Rafael speaks very limited English but he has beautiful Spanish. He speaks quickly, though clearly, and it is usually easy to understand him because he demonstrates what he says. He also seems to understand without me ever having to have explained that if you repeat the word and use only as many words as you need, it's MUCH easier for me to hear. He has started coming to some of my classes to help out, and help is exactly what I needed.

It helps to think in another language when I can't hear because I fall mute when I get overwhelmed by the number of possible words I heard in English. Believe it or not, even American English is overbroad. So when I fall mute it helps to switch to any other language, where I have a less complicated set of words to work with.

Spanish speakers are far more animated, like Italians are. It takes many fewer words because we also move to communicate. The bonus here is that I can communicate a lot more while saying far less. Speech really just isn't my thing.

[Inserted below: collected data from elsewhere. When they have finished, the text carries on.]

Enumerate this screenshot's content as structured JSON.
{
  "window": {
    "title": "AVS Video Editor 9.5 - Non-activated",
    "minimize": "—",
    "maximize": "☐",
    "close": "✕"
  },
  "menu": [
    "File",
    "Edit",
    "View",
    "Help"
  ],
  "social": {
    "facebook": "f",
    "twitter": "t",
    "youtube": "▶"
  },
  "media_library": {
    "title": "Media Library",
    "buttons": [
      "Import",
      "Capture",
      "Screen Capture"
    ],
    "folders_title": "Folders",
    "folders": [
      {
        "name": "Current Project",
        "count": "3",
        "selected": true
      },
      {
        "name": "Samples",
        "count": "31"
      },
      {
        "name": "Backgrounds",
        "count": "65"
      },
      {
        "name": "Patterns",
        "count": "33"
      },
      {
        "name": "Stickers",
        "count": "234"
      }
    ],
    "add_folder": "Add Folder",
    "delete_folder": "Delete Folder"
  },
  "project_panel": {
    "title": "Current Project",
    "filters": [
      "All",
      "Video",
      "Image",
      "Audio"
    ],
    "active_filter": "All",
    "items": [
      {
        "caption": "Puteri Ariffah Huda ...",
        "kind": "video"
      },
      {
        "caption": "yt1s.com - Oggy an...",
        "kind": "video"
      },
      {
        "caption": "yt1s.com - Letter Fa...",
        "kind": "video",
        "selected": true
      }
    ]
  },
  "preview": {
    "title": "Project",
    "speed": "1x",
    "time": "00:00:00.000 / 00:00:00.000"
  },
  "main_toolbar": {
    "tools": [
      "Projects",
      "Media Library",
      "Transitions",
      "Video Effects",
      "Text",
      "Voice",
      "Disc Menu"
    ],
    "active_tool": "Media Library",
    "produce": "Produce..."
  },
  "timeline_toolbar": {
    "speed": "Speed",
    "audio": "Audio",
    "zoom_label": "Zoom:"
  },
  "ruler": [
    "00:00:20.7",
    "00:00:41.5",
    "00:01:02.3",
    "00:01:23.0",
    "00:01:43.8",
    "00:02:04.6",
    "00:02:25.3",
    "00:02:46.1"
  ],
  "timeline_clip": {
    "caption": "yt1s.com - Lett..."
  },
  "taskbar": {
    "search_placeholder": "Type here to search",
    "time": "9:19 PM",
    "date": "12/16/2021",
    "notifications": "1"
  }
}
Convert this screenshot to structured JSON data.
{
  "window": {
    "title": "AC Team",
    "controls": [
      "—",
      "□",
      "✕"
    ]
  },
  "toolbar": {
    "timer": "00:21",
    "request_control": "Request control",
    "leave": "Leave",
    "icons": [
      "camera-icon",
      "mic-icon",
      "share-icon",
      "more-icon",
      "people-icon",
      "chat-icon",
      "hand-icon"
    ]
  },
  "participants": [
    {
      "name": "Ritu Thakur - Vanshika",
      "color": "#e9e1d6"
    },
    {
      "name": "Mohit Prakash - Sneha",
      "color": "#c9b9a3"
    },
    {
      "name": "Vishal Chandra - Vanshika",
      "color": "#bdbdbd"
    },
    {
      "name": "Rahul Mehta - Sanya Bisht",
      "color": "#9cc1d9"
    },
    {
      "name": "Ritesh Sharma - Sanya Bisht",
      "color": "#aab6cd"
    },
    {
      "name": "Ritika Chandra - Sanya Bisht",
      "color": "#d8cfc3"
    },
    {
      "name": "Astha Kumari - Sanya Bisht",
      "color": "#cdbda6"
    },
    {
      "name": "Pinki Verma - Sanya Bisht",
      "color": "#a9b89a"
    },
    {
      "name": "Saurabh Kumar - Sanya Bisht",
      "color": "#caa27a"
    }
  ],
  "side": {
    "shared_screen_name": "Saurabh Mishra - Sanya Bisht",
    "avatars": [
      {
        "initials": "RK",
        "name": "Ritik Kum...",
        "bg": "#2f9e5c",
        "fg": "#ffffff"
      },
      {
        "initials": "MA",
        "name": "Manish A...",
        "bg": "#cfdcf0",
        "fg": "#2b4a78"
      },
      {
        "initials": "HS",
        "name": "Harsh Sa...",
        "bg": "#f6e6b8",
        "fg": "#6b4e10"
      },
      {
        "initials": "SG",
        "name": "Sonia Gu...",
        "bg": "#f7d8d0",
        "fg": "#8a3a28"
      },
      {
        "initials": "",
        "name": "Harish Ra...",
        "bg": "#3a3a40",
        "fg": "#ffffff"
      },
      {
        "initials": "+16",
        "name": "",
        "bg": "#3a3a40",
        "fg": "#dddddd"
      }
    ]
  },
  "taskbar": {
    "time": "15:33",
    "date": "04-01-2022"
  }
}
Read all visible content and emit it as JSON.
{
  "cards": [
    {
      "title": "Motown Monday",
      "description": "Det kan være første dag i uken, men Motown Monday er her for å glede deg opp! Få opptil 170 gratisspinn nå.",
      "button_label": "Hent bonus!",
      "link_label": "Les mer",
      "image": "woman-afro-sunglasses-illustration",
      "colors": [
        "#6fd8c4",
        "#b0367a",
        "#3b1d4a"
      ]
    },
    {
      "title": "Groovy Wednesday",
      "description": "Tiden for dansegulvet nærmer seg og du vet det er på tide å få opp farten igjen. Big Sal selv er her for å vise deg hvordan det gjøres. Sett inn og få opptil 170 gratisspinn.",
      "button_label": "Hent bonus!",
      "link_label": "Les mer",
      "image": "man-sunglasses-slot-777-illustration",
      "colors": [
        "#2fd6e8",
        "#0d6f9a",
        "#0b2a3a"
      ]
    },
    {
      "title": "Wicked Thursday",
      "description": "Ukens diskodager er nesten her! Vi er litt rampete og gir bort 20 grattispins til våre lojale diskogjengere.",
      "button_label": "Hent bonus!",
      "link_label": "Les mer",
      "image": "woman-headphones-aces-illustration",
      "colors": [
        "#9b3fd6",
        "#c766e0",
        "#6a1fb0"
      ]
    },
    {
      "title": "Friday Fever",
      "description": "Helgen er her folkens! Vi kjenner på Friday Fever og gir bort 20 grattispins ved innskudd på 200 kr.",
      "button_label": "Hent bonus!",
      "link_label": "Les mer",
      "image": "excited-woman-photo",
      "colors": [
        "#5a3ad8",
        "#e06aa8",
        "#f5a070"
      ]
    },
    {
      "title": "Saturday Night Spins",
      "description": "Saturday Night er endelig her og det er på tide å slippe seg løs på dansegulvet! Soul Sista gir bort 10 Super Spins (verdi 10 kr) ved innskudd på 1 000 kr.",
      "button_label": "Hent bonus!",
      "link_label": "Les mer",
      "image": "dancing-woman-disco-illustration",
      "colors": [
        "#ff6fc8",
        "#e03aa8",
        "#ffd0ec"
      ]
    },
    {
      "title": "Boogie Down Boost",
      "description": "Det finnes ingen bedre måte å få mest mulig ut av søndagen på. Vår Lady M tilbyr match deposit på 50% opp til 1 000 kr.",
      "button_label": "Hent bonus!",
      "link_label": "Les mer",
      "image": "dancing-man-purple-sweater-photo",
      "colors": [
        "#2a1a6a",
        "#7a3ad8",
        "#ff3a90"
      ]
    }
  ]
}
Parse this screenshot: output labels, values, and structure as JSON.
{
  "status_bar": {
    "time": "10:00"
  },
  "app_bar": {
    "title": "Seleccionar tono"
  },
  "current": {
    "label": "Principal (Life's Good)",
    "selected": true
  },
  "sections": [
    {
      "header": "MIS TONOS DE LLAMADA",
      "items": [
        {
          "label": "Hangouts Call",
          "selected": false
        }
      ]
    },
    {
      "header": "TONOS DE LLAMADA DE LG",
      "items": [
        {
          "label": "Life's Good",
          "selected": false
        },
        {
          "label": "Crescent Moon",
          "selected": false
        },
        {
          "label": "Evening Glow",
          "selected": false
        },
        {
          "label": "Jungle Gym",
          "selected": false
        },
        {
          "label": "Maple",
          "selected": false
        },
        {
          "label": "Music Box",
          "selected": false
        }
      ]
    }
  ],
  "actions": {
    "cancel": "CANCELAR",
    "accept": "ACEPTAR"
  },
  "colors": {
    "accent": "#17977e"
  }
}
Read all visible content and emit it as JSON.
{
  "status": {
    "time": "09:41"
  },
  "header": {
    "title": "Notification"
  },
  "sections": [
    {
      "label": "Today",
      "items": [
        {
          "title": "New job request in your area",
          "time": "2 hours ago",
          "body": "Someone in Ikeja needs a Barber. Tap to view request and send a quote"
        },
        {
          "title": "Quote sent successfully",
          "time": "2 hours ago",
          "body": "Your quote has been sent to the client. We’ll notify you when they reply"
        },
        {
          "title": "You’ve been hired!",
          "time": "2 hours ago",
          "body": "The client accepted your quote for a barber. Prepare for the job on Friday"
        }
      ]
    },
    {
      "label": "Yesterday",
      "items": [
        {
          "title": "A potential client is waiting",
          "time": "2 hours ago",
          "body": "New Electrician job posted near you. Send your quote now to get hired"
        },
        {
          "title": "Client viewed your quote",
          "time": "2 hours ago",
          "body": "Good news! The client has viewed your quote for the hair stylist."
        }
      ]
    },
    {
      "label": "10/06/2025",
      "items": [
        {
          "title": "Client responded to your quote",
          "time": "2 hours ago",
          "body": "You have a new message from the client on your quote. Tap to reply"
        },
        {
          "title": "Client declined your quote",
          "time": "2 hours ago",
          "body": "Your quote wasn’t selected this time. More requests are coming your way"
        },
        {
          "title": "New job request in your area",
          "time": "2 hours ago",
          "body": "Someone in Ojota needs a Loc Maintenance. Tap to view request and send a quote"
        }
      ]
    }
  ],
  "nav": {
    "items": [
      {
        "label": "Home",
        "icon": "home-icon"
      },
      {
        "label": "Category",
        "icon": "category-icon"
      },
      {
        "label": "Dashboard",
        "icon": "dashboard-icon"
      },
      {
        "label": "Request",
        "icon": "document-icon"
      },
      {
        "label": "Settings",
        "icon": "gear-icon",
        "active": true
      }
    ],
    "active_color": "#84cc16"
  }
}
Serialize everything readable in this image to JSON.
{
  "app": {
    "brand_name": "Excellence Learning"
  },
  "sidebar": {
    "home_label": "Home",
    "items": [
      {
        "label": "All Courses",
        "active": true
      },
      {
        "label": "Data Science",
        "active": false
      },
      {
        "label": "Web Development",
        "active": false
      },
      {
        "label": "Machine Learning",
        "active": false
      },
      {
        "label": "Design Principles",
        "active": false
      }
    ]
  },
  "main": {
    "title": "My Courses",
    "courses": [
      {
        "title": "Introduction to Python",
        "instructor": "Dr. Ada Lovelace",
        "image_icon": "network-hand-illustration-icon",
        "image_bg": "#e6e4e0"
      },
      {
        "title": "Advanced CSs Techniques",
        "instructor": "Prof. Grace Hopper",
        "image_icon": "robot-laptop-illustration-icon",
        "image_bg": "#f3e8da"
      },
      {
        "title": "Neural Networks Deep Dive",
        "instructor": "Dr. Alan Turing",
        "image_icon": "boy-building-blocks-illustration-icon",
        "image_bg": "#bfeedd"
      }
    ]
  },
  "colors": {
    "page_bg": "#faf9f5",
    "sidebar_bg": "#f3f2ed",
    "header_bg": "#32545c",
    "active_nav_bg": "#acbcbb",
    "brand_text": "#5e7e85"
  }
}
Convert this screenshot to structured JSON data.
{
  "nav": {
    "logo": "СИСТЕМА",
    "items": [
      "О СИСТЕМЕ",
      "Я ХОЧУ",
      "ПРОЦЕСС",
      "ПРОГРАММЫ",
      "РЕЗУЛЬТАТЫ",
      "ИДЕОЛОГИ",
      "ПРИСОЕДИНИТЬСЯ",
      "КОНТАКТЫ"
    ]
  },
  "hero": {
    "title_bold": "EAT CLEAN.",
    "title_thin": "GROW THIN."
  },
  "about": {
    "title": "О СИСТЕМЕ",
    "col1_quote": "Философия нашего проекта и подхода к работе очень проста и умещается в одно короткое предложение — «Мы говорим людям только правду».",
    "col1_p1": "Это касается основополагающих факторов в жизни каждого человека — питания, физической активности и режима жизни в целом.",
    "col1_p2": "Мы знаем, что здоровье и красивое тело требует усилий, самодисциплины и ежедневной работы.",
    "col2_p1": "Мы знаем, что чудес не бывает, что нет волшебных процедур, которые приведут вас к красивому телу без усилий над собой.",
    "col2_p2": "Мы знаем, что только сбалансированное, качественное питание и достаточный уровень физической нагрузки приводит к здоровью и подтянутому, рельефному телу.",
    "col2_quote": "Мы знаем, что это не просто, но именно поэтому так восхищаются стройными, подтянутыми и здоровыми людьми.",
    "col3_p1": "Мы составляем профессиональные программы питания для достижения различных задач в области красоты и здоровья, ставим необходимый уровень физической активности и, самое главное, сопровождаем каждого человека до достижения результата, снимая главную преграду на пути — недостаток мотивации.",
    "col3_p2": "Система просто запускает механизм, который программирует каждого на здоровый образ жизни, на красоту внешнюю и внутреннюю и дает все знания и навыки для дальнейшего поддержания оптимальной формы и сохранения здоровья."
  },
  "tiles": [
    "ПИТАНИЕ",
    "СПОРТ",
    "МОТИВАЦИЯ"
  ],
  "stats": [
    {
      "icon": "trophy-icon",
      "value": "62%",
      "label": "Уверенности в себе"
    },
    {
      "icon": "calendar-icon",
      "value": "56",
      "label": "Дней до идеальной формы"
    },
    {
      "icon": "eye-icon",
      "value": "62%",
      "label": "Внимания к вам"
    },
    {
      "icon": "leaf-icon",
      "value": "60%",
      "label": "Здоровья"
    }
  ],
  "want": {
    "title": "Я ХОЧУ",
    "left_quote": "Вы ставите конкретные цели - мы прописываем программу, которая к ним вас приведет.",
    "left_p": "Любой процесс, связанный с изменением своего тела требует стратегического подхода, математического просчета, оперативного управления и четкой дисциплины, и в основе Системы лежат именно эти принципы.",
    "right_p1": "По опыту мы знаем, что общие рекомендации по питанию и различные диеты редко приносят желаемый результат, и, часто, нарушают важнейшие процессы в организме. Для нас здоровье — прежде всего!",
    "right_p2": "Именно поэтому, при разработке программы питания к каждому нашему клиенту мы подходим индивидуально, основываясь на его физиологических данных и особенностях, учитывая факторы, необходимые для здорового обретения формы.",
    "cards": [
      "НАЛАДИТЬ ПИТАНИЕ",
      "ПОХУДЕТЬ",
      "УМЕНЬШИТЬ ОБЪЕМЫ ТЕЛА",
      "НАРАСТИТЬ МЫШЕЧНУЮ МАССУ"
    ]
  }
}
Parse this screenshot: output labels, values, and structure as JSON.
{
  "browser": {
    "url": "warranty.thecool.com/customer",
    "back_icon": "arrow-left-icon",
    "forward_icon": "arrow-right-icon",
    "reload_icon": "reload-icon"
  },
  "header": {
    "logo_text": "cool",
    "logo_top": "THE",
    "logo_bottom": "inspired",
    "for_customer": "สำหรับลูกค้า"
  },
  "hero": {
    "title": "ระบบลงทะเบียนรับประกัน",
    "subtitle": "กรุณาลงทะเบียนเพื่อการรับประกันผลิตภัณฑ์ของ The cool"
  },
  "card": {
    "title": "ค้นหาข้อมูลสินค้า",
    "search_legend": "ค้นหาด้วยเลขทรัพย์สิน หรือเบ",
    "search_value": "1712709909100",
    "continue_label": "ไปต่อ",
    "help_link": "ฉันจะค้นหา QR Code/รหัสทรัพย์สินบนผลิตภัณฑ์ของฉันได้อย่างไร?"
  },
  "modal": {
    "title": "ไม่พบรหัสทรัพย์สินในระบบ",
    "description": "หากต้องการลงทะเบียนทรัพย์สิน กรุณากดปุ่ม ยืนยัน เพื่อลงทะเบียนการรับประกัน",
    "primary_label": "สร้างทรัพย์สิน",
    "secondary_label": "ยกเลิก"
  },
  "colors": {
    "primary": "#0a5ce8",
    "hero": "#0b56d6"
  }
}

Rafael demonstrated first because I couldn't hear the instructions, and his demonstration took the frustration out of trying to listen. Then we started and he gave lots of encouragement, lots of correction. When he saw that I understood the principal he had me stop and rest. I don't know how he understood but he did. He is very much like Sensei Tony in that way, very aware of himself and of others, but always focused on how to help others.

At the end of the class I was tired but quite satisfied with the outcome. I don't know how to repay the love of all the people there or why I feel compelled to do so. I have said before that I should be focused on letting their help be part of my success, because my progress is their reward in its own way.